Consider the following.
Leader of chorus of old men
Come, Philurgus, man, let’s hurry there; let’s lay our faggots all about the citadel, and on the blazing pile burn with our hands these vile conspiratresses, one and all — and Lycon’s wife first and foremost!
Second semi-Chorus of old men [singing]
Nay, by Demeter, never will I let them laugh at me, whiles I have a breath left in my body. Cleomenes himself, the first who ever seized our citadel, had to quit it to his sore dishonour; spite his Lacedaemonian pride, he had to deliver me up his arms and slink off with a single garment to his back. My word! but he was filthy and ragged! and what an unkempt beard, to be sure! He had not had a bath for six long years!
And now this.
And shall these females hold the sacred spot
That might King Cleomenes could not?
The grand old Spartan king,
He had six hundred men,
He marched them into the Acropolis
And he marched them out again.
And he entered breathing fire,
But when he left the place
He hadn’t wash for six whole years
And had hair all over his face.
Point 1: I have no idea which translation is closer to the Greek text, but I suspect it is the first because the second version seems to have made an attempt to include some cultural equivalents. There is a song I know as a camp song which goes, “The Grand Ole Duke of York, he had ten-thousand men, he marched them up the hill and then he marched them down again. And when you’re up you’re up, and when you’re down you’re down but when you’re only half way up, you’re neither up nor down.”
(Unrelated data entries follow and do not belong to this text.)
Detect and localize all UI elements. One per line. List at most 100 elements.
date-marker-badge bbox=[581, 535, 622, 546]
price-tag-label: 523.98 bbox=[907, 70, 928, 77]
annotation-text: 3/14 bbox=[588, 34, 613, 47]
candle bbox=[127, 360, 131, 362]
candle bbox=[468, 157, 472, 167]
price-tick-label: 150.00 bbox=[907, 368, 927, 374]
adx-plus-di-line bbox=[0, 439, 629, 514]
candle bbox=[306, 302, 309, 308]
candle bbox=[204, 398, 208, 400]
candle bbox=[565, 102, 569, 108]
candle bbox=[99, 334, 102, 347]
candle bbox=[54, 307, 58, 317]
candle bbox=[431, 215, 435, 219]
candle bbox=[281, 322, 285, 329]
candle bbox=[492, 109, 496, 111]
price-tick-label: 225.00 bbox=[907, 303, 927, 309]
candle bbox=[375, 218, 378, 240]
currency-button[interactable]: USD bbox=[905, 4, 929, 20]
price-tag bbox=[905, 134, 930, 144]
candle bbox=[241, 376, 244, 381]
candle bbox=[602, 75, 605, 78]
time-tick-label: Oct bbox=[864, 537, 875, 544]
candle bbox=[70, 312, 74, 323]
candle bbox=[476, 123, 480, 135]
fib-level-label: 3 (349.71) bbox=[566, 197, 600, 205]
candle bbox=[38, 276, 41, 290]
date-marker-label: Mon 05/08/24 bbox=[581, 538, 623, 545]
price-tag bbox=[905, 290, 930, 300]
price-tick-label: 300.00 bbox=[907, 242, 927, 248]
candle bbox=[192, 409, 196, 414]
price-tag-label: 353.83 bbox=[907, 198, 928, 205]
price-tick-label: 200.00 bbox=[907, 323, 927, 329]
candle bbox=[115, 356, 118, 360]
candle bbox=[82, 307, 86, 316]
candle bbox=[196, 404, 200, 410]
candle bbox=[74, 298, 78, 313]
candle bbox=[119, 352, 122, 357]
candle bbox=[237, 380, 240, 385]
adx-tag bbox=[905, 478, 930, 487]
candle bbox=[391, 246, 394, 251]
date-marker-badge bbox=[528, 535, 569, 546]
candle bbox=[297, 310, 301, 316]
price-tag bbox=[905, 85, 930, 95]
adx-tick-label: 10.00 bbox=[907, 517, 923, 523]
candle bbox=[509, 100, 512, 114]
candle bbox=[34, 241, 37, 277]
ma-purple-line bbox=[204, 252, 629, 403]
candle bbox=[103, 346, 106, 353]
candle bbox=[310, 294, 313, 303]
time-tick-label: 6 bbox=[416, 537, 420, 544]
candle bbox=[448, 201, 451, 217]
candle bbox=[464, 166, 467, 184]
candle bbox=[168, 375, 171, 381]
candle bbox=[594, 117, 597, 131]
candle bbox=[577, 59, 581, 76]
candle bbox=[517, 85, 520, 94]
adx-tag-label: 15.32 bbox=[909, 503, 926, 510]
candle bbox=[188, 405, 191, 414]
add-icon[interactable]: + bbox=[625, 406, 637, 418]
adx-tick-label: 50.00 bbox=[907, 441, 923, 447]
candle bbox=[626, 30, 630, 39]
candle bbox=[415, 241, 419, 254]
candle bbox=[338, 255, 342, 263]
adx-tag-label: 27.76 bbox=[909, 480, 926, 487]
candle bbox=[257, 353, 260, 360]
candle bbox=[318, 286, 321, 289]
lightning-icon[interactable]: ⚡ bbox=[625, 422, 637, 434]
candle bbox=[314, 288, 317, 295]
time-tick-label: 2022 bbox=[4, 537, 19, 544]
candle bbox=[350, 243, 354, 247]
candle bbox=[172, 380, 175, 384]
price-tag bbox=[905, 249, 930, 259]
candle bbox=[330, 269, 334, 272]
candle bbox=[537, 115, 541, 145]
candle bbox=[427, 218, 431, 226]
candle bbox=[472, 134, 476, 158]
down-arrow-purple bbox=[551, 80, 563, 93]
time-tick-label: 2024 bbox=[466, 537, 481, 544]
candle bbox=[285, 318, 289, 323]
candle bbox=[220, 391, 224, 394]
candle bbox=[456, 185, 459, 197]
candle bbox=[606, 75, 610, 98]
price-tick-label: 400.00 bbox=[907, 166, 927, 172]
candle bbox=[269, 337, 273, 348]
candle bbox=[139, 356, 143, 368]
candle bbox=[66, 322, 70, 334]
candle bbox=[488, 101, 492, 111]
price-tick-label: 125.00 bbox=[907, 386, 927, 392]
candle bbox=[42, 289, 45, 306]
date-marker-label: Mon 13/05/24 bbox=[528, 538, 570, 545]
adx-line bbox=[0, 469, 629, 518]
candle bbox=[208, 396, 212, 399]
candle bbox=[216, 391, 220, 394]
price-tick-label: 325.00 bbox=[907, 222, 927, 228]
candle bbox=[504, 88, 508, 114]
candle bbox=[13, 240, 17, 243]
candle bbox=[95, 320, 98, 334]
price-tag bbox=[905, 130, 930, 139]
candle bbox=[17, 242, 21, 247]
Point 2: I like the second translation better–which happily is the version the version I’m reading. I think it contains the same information and I assume it matches the feel of the play.
Point 3: I wish I was aware of these choices before I thought that Aristophanes wrote the phrase “Children are best seen and not heard.” I have a suspicion that was another cultural translation rather than literal translation choice.